少年達が校庭でサッカーをする様子を職員室の窓から見ていた西田先生はいつのまにかフフッと微笑んでいた。皆楽しそうに服が汚れるのもおかまいなしで一つのボールを追いかける生徒達の姿が、とても楽しそうに見えた。上手い下手も関係なしに必死で走る一生懸命な姿がとても可愛らしく見えたのだ。
「西田先生、先生のクラスに杉浦大樹君って生徒いらっしゃいますよね?」
声を聞いて振り向くと一年生の担任の桜田先生が立っていた。
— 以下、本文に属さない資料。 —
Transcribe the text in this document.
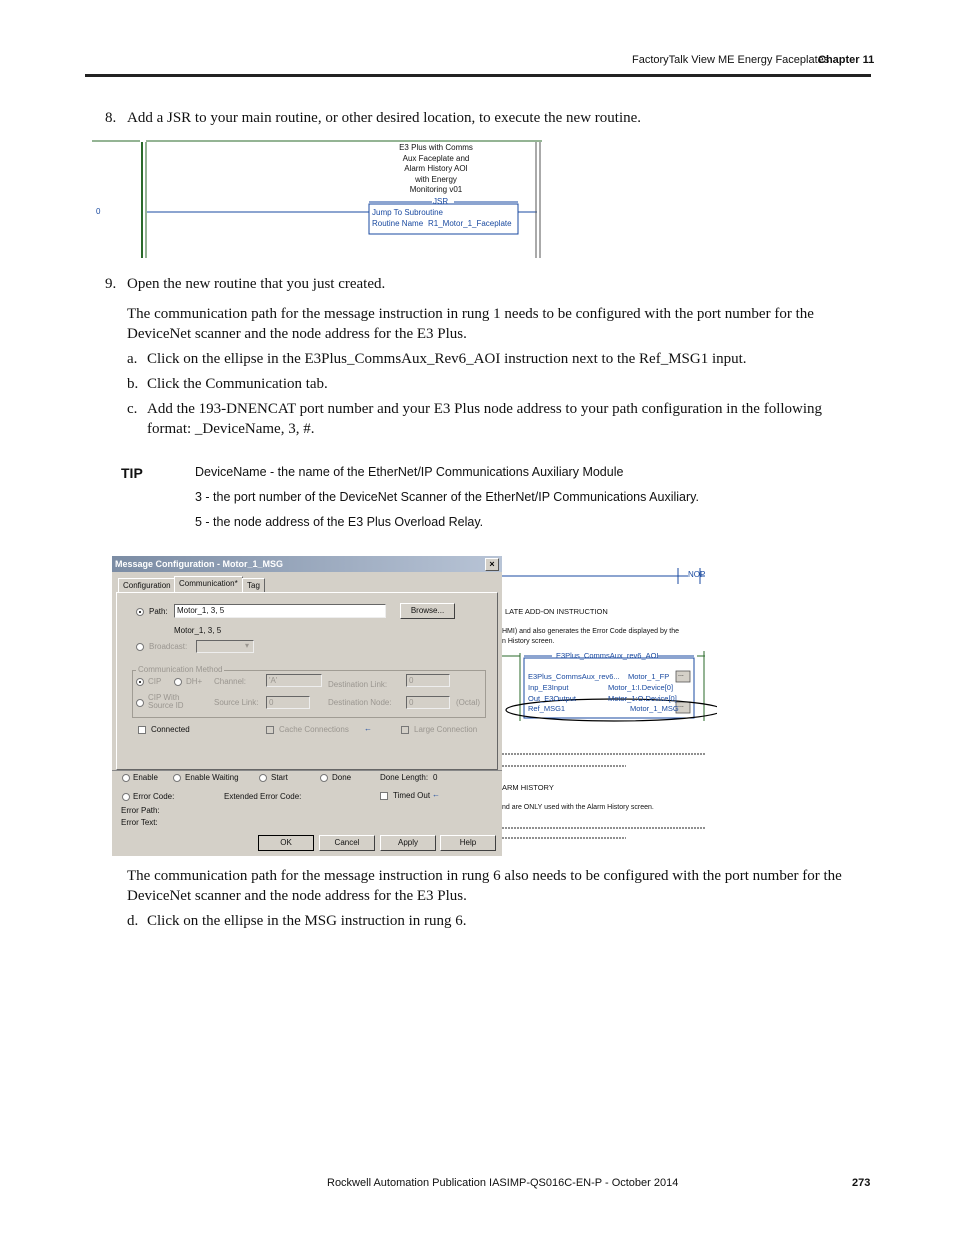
FactoryTalk View ME Energy Faceplates
Chapter 11
8. Add a JSR to your main routine, or other desired location, to execute the new routine.
0
E3 Plus with Comms
Aux Faceplate and
Alarm History AOI
with Energy
Monitoring v01
JSR
Jump To Subroutine
Routine Name R1_Motor_1_Faceplate
9. Open the new routine that you just created.
The communication path for the message instruction in rung 1 needs to be configured with the port number for the DeviceNet scanner and the node address for the E3 Plus.
a. Click on the ellipse in the E3Plus_CommsAux_Rev6_AOI instruction next to the Ref_MSG1 input.
b. Click the Communication tab.
c. Add the 193-DNENCAT port number and your E3 Plus node address to your path configuration in the following format: _DeviceName, 3, #.
TIP	DeviceName - the name of the EtherNet/IP Communications Auxiliary Module
3 - the port number of the DeviceNet Scanner of the EtherNet/IP Communications Auxiliary.
5 - the node address of the E3 Plus Overload Relay.
NOP
LATE ADD-ON INSTRUCTION
HMI) and also generates the Error Code displayed by the
n History screen.
E3Plus_CommsAux_rev6_AOI
E3Plus_CommsAux_rev6... Motor_1_FP ...
Inp_E3Input	Motor_1:I.Device[0]
Out_E3Output	Motor_1:O.Device[0]
Ref_MSG1	Motor_1_MSG ...
ARM HISTORY
nd are ONLY used with the Alarm History screen.
Message Configuration - Motor_1_MSG	×
Configuration	Communication*	Tag
Path:	Motor_1, 3, 5	Browse...
Motor_1, 3, 5
Broadcast:	▾
Communication Method
CIP	DH+ Channel:	'A'	Destination Link:	0
CIP With Source ID	Source Link:	0	Destination Node:	0	(Octal)
Connected	Cache Connections ←	Large Connection
Enable	Enable Waiting	Start	Done	Done Length: 0
Error Code:	Extended Error Code:	Timed Out ←
Error Path:
Error Text:
OK	Cancel	Apply	Help
The communication path for the message instruction in rung 6 also needs to be configured with the port number for the DeviceNet scanner and the node address for the E3 Plus.
d. Click on the ellipse in the MSG instruction in rung 6.
Rockwell Automation Publication IASIMP-QS016C-EN-P - October 2014	273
品のある顔立ちで微笑む先生は職員室の花だ。
「ええ。いますけど、杉浦君が何か?」
「私のクラスにいる山中春日という生徒、入院していて入学式にも出席出来なかったんです。彼女と先生のクラスの大樹君仲良しだと聞いたんで、私一人で会いにいくよりは彼に仲介役をしてもらえたらと思いまして」
杉浦大樹が明るくて、責任感のある優しい生徒だということは分かってきた。西田先生をすり抜けて学校を出て行った翌日、彼は人一倍掃除に力を入れていたのを先生はしっかりと見ていた。しかし仲良しの友達に入院している子がいるという話は聞いたことがなかった。
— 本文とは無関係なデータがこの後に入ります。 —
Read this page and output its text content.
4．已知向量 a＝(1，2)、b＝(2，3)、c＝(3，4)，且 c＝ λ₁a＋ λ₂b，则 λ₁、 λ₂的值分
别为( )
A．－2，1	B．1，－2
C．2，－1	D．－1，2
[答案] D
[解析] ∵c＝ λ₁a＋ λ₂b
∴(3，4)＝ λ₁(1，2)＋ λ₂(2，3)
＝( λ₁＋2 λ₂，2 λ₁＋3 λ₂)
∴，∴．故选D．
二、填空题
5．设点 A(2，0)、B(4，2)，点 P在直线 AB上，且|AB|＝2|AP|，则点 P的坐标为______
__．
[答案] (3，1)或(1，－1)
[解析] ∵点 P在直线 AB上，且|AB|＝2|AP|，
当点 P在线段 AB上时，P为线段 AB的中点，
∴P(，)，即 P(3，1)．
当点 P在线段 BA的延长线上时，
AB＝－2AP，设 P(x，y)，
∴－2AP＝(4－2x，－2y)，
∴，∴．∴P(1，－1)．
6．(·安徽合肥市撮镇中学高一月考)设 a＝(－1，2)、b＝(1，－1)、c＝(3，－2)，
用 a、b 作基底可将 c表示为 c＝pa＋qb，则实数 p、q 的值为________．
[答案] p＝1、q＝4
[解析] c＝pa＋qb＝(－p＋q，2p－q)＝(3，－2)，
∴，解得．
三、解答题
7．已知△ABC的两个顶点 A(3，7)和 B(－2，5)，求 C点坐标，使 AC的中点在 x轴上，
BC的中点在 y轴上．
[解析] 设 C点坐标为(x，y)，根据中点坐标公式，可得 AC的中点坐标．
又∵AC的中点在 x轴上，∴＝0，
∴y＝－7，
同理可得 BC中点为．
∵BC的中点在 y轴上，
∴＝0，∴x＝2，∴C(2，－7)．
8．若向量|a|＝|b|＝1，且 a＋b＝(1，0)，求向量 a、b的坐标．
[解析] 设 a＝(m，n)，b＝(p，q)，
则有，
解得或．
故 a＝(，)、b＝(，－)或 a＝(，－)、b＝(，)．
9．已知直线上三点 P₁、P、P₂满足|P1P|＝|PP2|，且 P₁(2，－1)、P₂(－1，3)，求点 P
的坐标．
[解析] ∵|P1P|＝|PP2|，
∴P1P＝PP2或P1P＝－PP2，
桜田先生との話しを終えた後、西田先生はもう一度外でサッカーをしている生徒達を窓から見つめた。ボールを夢中で追いかける少年の横顔が、一瞬とても寂しそうに見えた。
「…そんでその桜田先生が春日に会いたいっていうから明日連れてくる」
「まあ、じゃあ私その先生に負けないように明日着飾って行かなくちゃ!」
クリーム色の扉の中で、今日も少年は少女の病室に来ていた。
「なんで母ちゃんが?先生は春日に会いにくるから母ちゃんはいいの」
少年と少年の母親の話に少女は肩を震わせて笑う。相変わらず食欲はないが、とても楽しそうだ。その少女を少年の母親はとても優しい顔で見つめていた。
「よし春ちゃん、明日はここでパーティーしようか?」
「パーティー?」
少年の母親の言葉に少女は目を輝かせた。いくら体力が無く抵抗力が弱くなっているとはいえ、毎日この個室に一人でいて、定時にやってくる少年を待ち続けることだけが日課の少女は、寂しくて仕方が無いのだ。
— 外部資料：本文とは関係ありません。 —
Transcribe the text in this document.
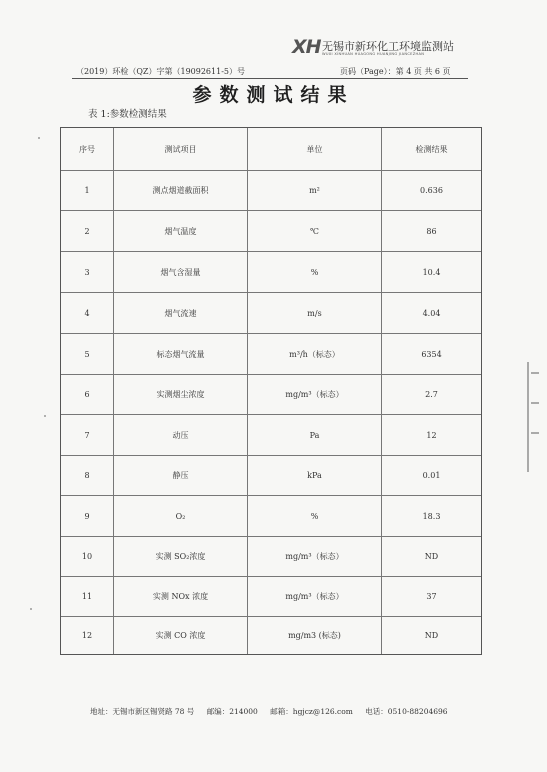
XH 无锡市新环化工环境监测站
WUXI XINHUAN HUAGONG HUANJING JIANCEZHAN
（2019）环检（QZ）字第（19092611-5）号	页码（Page）：第 4 页 共 6 页
参数测试结果
表 1:参数检测结果
序号	测试项目	单位	检测结果
1	测点烟道截面积	m²	0.636
2	烟气温度	℃	86
3	烟气含湿量	%	10.4
4	烟气流速	m/s	4.04
5	标态烟气流量	m³/h（标态）	6354
6	实测烟尘浓度	mg/m³（标态）	2.7
7	动压	Pa	12
8	静压	kPa	0.01
9	O₂	%	18.3
10	实测 SO₂浓度	mg/m³（标态）	ND
11	实测 NOx 浓度	mg/m³（标态）	37
12	实测 CO 浓度	mg/m3 (标态)	ND
地址：无锡市新区锡贤路 78 号 邮编：214000 邮箱：hgjcz@126.com 电话：0510-88204696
「そう。春ちゃんの入学祝い♪おばちゃんおいしいものいっぱい作るから。春ちゃん何が食べたい?」
「う~んとね、う~んと…」
少年は母親に「勝手に決めていいのか」と言おうとしたが、止めておいた。心のそこから嬉しそうな少女の顔を見たからである。
「じゃあオレケーキ買ってくる!」
「大樹、あんた走って落とすんじゃないよ!」
「ねぇ大樹君、春日ちゃんてどんな子なの?」
病院に向かう途中、桜田先生の言葉に危なっかしい手つきで大きなケーキの箱を抱えた少年は答えた。足元が少々おぼつかない少年はケーキの箱を抱えながらあっちへこっちへふらふら歩く。実は桜田先生は先程からそれが気になって仕方が無い。
「会えば分かるよ」
「ねぇ大樹君、それ、危ないから先生が持っていってあげようか?」
「いいよ。オレが持っていくって言ったし」
それだけ言うと、少年は桜田先生の少し前をさっきより強めに箱を抱えて歩き始めた。
二人が病院に着いたとき、少年の母親と少女、それから少女の母親がいて、部屋の中はおいしそうな料理とお菓子が並んでいた。
「大ちゃんおかえり♪」
いつもより嬉しそうな声で少女が言いながら、少年のもとへ近づいてきた。
「春日、ほらケーキ買って来たぞ」
「大樹あんた落とさなかっただろうね?」
「大丈夫!」
二人の会話を楽しそうに笑う少女を桜田先生はとても可愛らしいと思った。細身ではあるけれど、素直で元気に飛び跳ねてみせる少女が早く学校に出てこられることを願った。
「春日ちゃん、早くみんなと学校にいけるといいわね」
「うん♪春日も早く学校行きたい」
楽しい笑顔が溢れる中、皆幸せを感じた。けれども現実とは、そう上手くいくものではないということを少年は後から思い知らされた。